Site Clearance and Teamwork
The Friends and volunteers arrived on site early on Saturday, hopeful of getting a few hours of work done before the impending doom of the forecast rainclouds. In the event, however, the weather held out long enough to make significant progress and the friends were joined by some very welcome visitors with stories to share.
Site Manager Glen opened up the pit yard, and Friends Chair Steve joined him in getting the site ready for another Open Day and working party weekend. Regular volunteers John and Chris arrived shortly afterwards, and tools in hand, the teamwork began. After previous working parties, a large amount of felled timber had amassed on site, so the group got stuck in to lifting and logging the wood and moving it into local storage.

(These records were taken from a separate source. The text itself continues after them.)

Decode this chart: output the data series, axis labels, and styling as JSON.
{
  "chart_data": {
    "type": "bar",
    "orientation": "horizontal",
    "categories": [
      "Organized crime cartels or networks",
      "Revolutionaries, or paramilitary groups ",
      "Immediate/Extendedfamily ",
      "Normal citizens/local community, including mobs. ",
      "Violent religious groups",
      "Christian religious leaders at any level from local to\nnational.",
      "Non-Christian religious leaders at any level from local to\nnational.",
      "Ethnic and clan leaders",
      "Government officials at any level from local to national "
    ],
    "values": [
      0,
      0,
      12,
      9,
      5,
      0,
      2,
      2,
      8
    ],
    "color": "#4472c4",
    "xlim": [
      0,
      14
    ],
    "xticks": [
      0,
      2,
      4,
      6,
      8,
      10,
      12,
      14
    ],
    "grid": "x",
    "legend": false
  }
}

From pile, to saw, to barrow and storage, the morning’s work saw the pile disappear.
Going
Going!
Gone!
Open Day Visitors – voices from the past
The Friends were delighted to welcome two sets of visitors who re closely related to the history of the site – families who worked on site during the period 1939-80. From the stories of their work, the challenges and dangers of pit life, we are gathering oral histories and finding new research leads, enabling the Friends to fill in the gaps in the site’s story. We’re very grateful for the information they have shared and continue to offer an open invitation for anyone with memories or momentos from the site to get in touch with us.
Tangible links to the past
As well as oral histories and tales from the past, the Friends are fortunate to hold a number of physical items from the history of the site. Site Chair Steve brought out a curious object with direct connections to Hemingfield:
What could it be?
Made of wood and canvas with metal brackets and hinges; heavy to lift, but it collapses down. When opened up, things are a little clearer:

Face-up

underside view
It’s a pit stretcher – originally stored in Hemingfield Colliery’s ambulance station, a now-roofless room in the switchgear building. Dating for perhaps the 1920s, this design is an older pattern of stretcher, yet one which was called into use over the history of the pit which saw a number of accidents and even a number of fatalities, in 1926 and 1940. The stories of these incidents are being investigated and we will shared the details when we have completed this research.
The Bicycle Pit – Then and Now
Hemingfield Colliery has undergone immense changes over its working life, yet some vestiges of the past remain, mixed with new additions – extensions, rebuilds, new developments are intermingle with recognisable features.
In the Victorian period the pit became known as “The Bicycle pit” due to its distinctive double vertical winding wheels. Compring similar views from the 1930s with the present day, we see the bicycle wheels have gone, the wooden support of the headgear, last renewed in 1883, was finally replaced by a concrete headgear in 1939-40. The outer wall has disappeared (though we still have the bricks!). The first two bays of the old surface haulage building, dating from circa 1897 and itself built upon on earlier buildings, can still be seen, though a third bay was added to the front after 1940 a the pit became a pumping station and was electrified.


Round two: the work continues
After a hearty dinner (chips are the fuel of champions!) , the group moved around to the lower terrace of the site and continued the site clearance efforts begun in the last open day weekend. Snipping back the undergrowth and felling trees which are obstructing access and damaging boundary walls is important to ensuring the site’s condition does not deteriorate. Thankfully the bonfire took light this time, so the afternoon saw a good amount of progress.
Picks and mattocks lifted the carpet of weeds and roots covering the hard surface next to the old pumping shaft. In the foregound the rails show where equipment was moved towards the pit. This surface appears to date to the 1940s.
One of the most invasive trees, damaging the boundary wall on the lower terrace, has been felled. Small branched are chopped for the bonfire and the large boughs and branches cut down and storage for firewood.
The lower terrace is supported by a substantial concrete retaining wall, but this wall had been somewhat hidden under a blanket of ivy, so the Friends and volunteers cut it back.

Work by the boundary retaining wall

All hands to the wheel

The weight of ivy reveals the clean concrete retaining wall.
As a final treat or torment, depending on your viewpoint, the volunteers suggested digging up and pulling out an old wire haulage rope which was partly buried in plant mulch. However, the length of wire cable coiled up was significant – indeed the depth of the winding shaft, so the coiling up took quite some time!

Can you see an end? Coiling the (very) long wire rope
The day drew to a natural close after 4 pm, when the friends rounded off the day with some final thoughts and discussions of continuing the archaeological excavations on site After recent progress we’re very excited to uncover more of the past!